The present invention has been explained in detail by using the above mentioned embodiments; however, it is obvious for a person skilled in the art that the present invention is not limited to the embodiments explained in the present description. The present invention can be implemented by way of modifications and changes without deviating from the gist and the range of the present invention specified by the claims.
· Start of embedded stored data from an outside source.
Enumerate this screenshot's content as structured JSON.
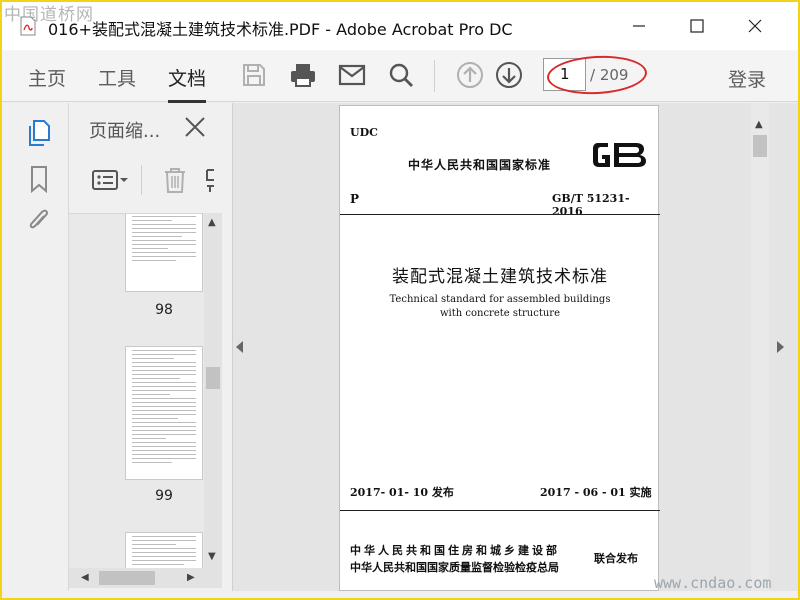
{
  "window": {
    "title": "016+装配式混凝土建筑技术标准.PDF - Adobe Acrobat Pro DC",
    "watermark_top": "中国道桥网",
    "watermark_bottom": "www.cndao.com"
  },
  "toolbar": {
    "tabs": [
      "主页",
      "工具",
      "文档"
    ],
    "active_tab": "文档",
    "page_current": "1",
    "page_total": "/ 209",
    "login_label": "登录"
  },
  "thumbnails": {
    "panel_title": "页面缩...",
    "pages": [
      {
        "label": "98"
      },
      {
        "label": "99"
      }
    ]
  },
  "document": {
    "udc": "UDC",
    "standard_type": "中华人民共和国国家标准",
    "gb_logo": "GB",
    "category": "P",
    "code": "GB/T 51231-2016",
    "title_zh": "装配式混凝土建筑技术标准",
    "title_en_line1": "Technical standard for assembled buildings",
    "title_en_line2": "with concrete structure",
    "issue": "2017- 01- 10   发布",
    "implement": "2017 - 06 - 01   实施",
    "org1": "中华人民共和国住房和城乡建设部",
    "org2": "中华人民共和国国家质量监督检验检疫总局",
    "joint": "联合发布"
  },
  "colors": {
    "accent": "#2a7ad1",
    "highlight_oval": "#d72b2b",
    "frame_border": "#f2d21a"
  },
  "icons": {
    "app": "acrobat-pdf-icon",
    "minimize": "minimize-icon",
    "maximize": "maximize-icon",
    "close": "close-icon",
    "save": "save-icon",
    "print": "print-icon",
    "email": "email-icon",
    "search": "search-icon",
    "prev_page": "arrow-up-circle-icon",
    "next_page": "arrow-down-circle-icon",
    "thumbnails": "page-thumbnails-icon",
    "bookmarks": "bookmark-icon",
    "attachments": "paperclip-icon",
    "options": "options-list-icon",
    "delete": "trash-icon"
  }
}
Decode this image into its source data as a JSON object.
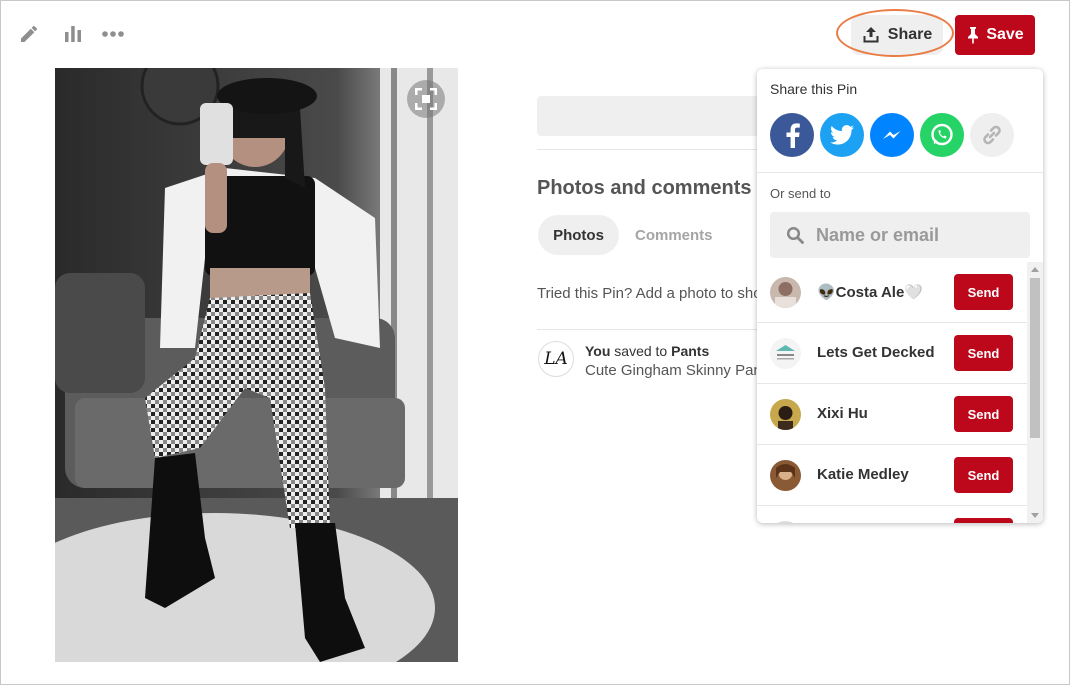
{
  "toolbar": {
    "edit_icon": "pencil-icon",
    "stats_icon": "bar-chart-icon",
    "more_icon": "more-dots-icon",
    "share_label": "Share",
    "save_label": "Save"
  },
  "pin": {
    "image_description": "pin-photo"
  },
  "details": {
    "section_title": "Photos and comments",
    "tabs": [
      {
        "label": "Photos",
        "active": true
      },
      {
        "label": "Comments",
        "active": false
      }
    ],
    "tried_prompt": "Tried this Pin? Add a photo to show",
    "saver_initials": "LA",
    "saver_name": "You",
    "saved_to_text": "saved to",
    "board_name": "Pants",
    "pin_description": "Cute Gingham Skinny Pants"
  },
  "share_popover": {
    "title": "Share this Pin",
    "social_buttons": [
      {
        "name": "facebook",
        "color": "#3b5998"
      },
      {
        "name": "twitter",
        "color": "#1da1f2"
      },
      {
        "name": "messenger",
        "color": "#0084ff"
      },
      {
        "name": "whatsapp",
        "color": "#25d366"
      },
      {
        "name": "copy-link",
        "color": "#efefef"
      }
    ],
    "or_send_to": "Or send to",
    "search_placeholder": "Name or email",
    "send_label": "Send",
    "contacts": [
      {
        "name": "👽Costa Ale🤍"
      },
      {
        "name": "Lets Get Decked"
      },
      {
        "name": "Xixi Hu"
      },
      {
        "name": "Katie Medley"
      },
      {
        "name": ""
      }
    ]
  },
  "colors": {
    "brand_red": "#bd081c",
    "highlight_ring": "#e97c45"
  }
}
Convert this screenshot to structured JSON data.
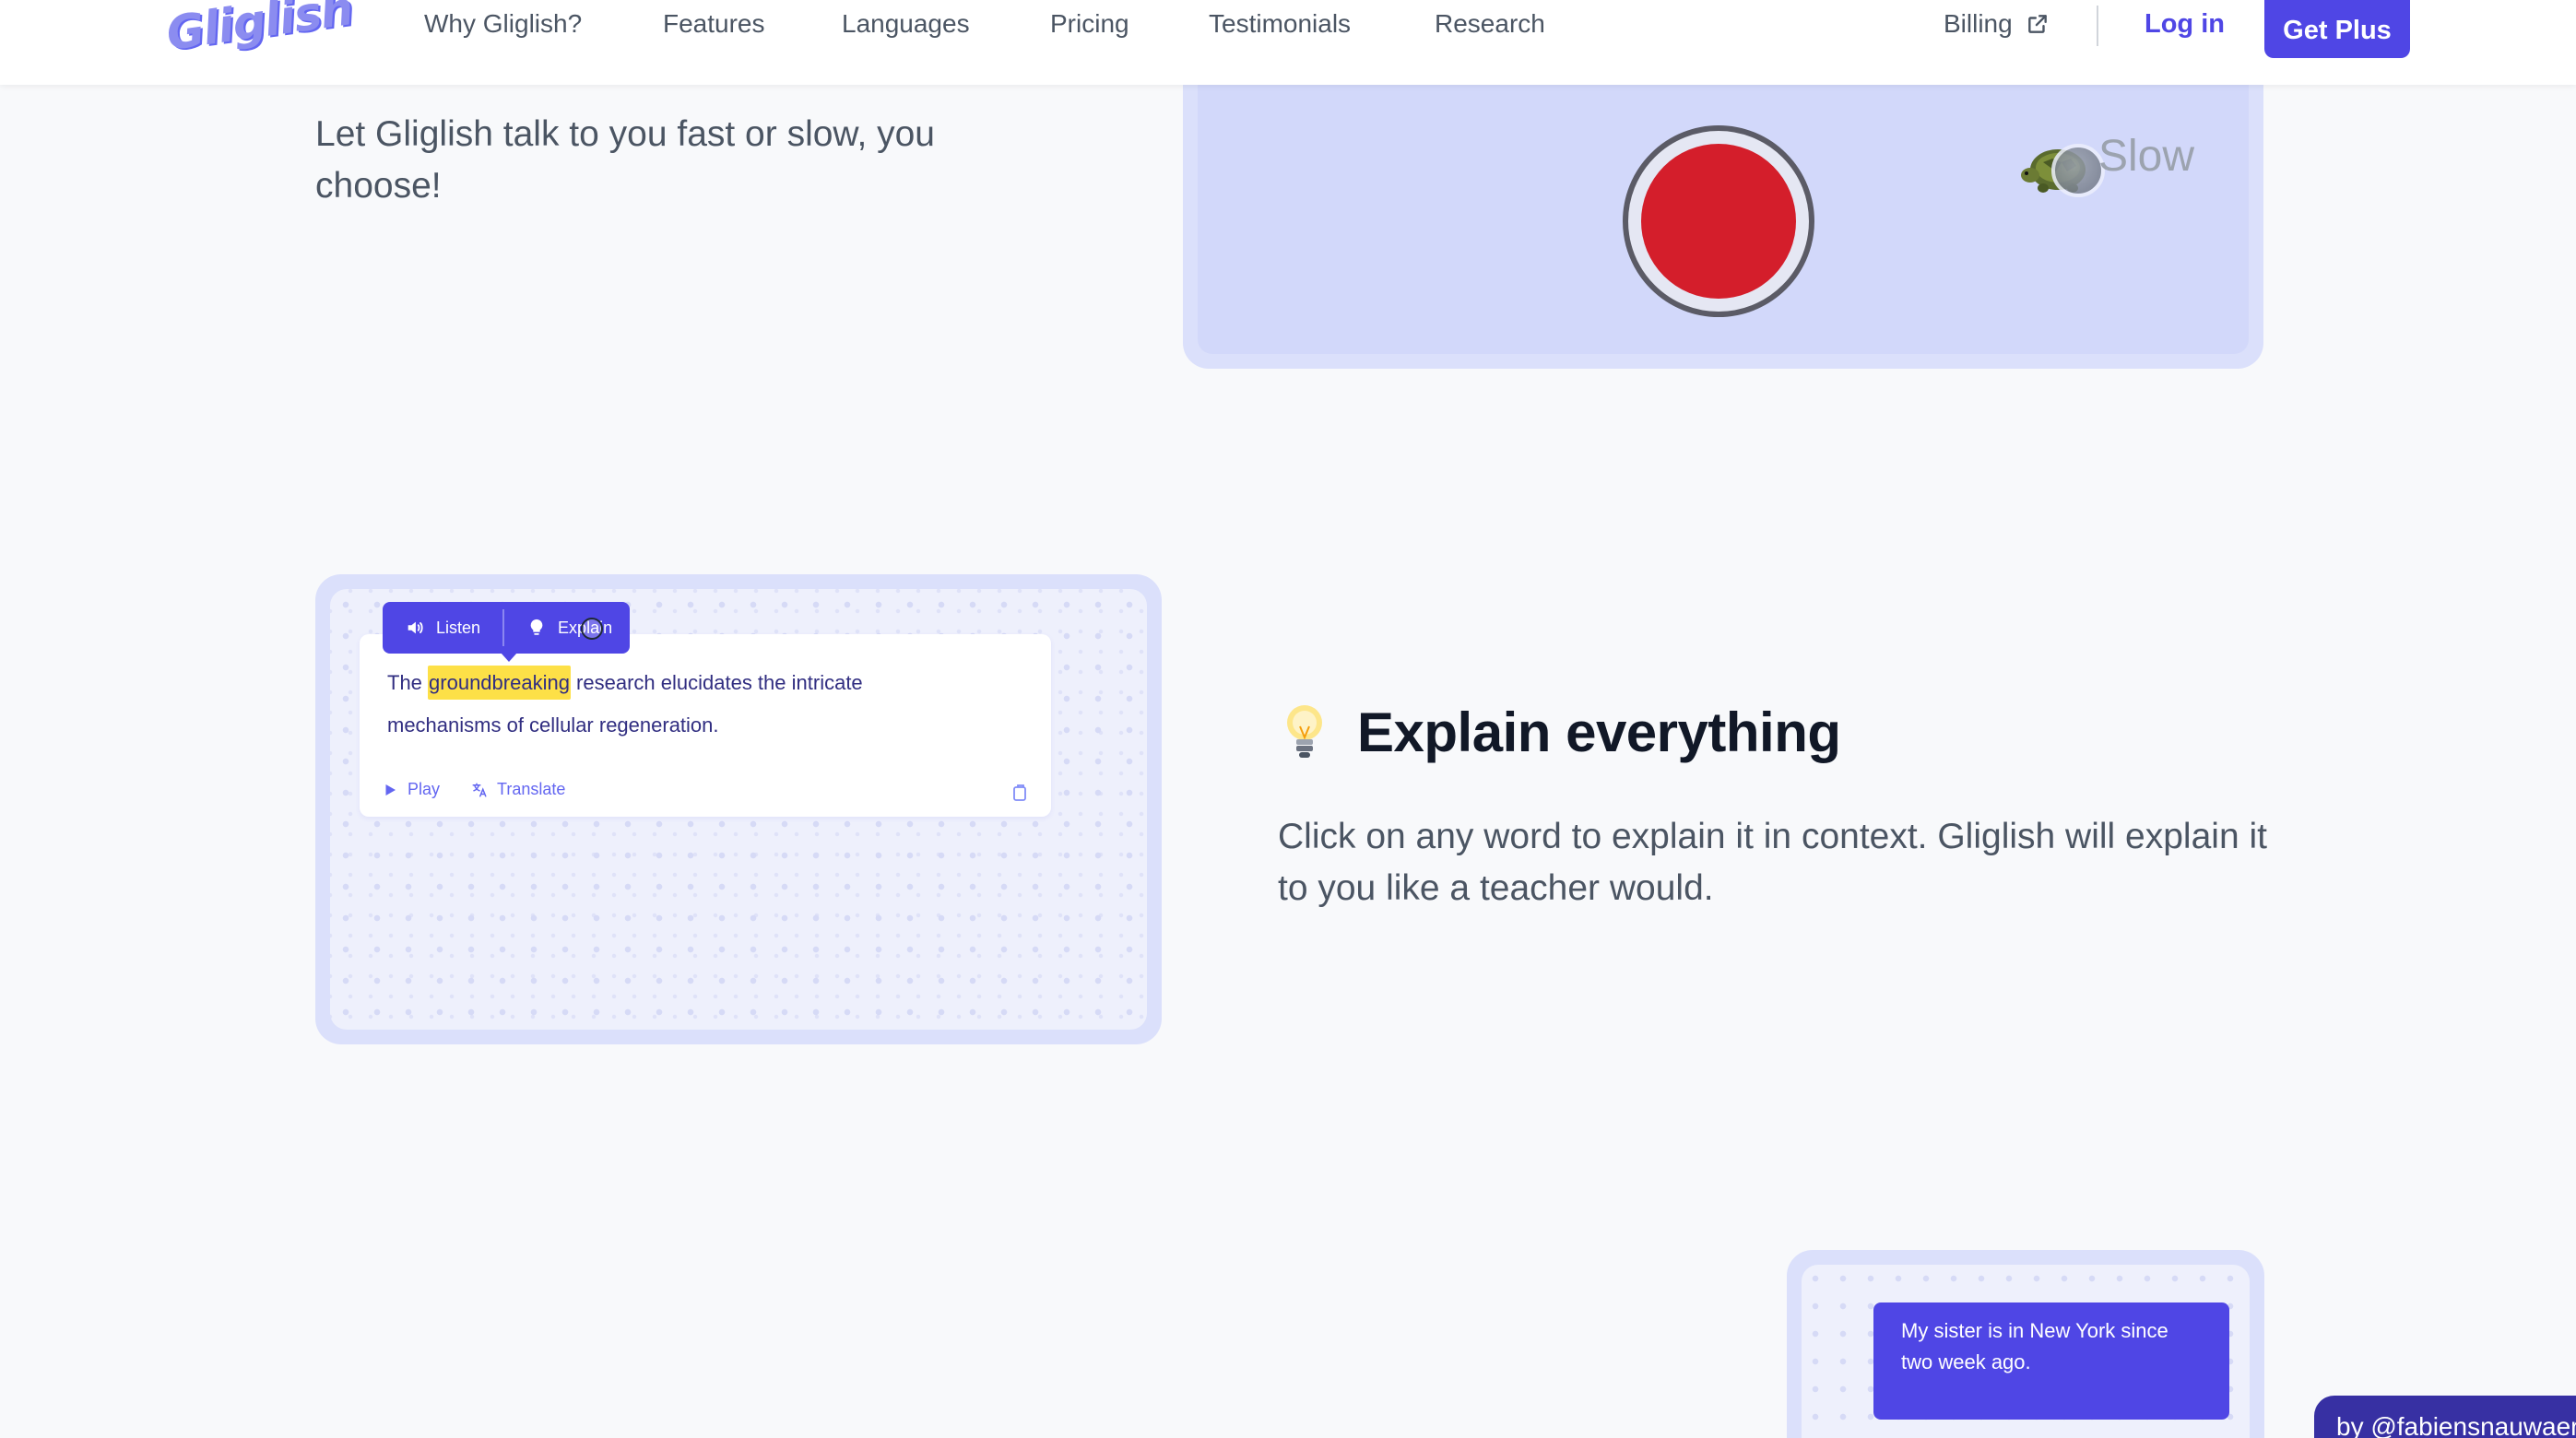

Accordingly, the indication of the present description aims at exemplary explanation, and has no intention to limit to the present invention.
The entire contents of Japanese Patent Application 2013-232205 (filed on Nov. 8, 2013) are incorporated in the description of the present application by reference.

INDUSTRIAL APPLICABILITY

According to the present invention, as explained above, it is possible to provide a mobile communication method capable of protecting, even when a malicious third party has stolen a key K_SeNB from a radio base station SeNB, a key K_eNB-int and a key K_eNB-enc that are used in a radio base station MeNB.

EXPLANATION OF REFERENCE NUMERALS

UE Mobile station
MeNB, SeNB Radio base station
MME Mobility management node
S-GW Serving gateway device

Claims

1. A mobile communication method comprising:

upon starting a carrier aggregation configured such that downlink data is distributed to a master radio base station and a secondary radio base station by a serving gateway device;

generating, by the master radio base station, a base key for secondary radio base station based on a base key, and transmitting the base key for secondary radio base station to the secondary radio base station; and

generating, by the secondary radio base station, a communication key that is used for communication with a mobile station in the carrier aggregation, based on the base key for secondary radio base station.

2. A mobile communication method comprising:

generating, by the master radio base station, a base key for secondary radio base station based on a parameter received from a mobility management node, and transmitting the base key for secondary radio base station to the secondary radio base station; and

3. The mobile communication method according to claim 1, further comprising: changing the communication key that is used for communication between the mobile station and the secondary radio base station when the mobile station performs handover to a cell under a control of the secondary radio base station.

4. The mobile communication method according to claim 2, further comprising: changing the communication key that is used for communication between the mobile station and the secondary radio base station when the mobile station performs handover to a cell under a control of the secondary radio base station.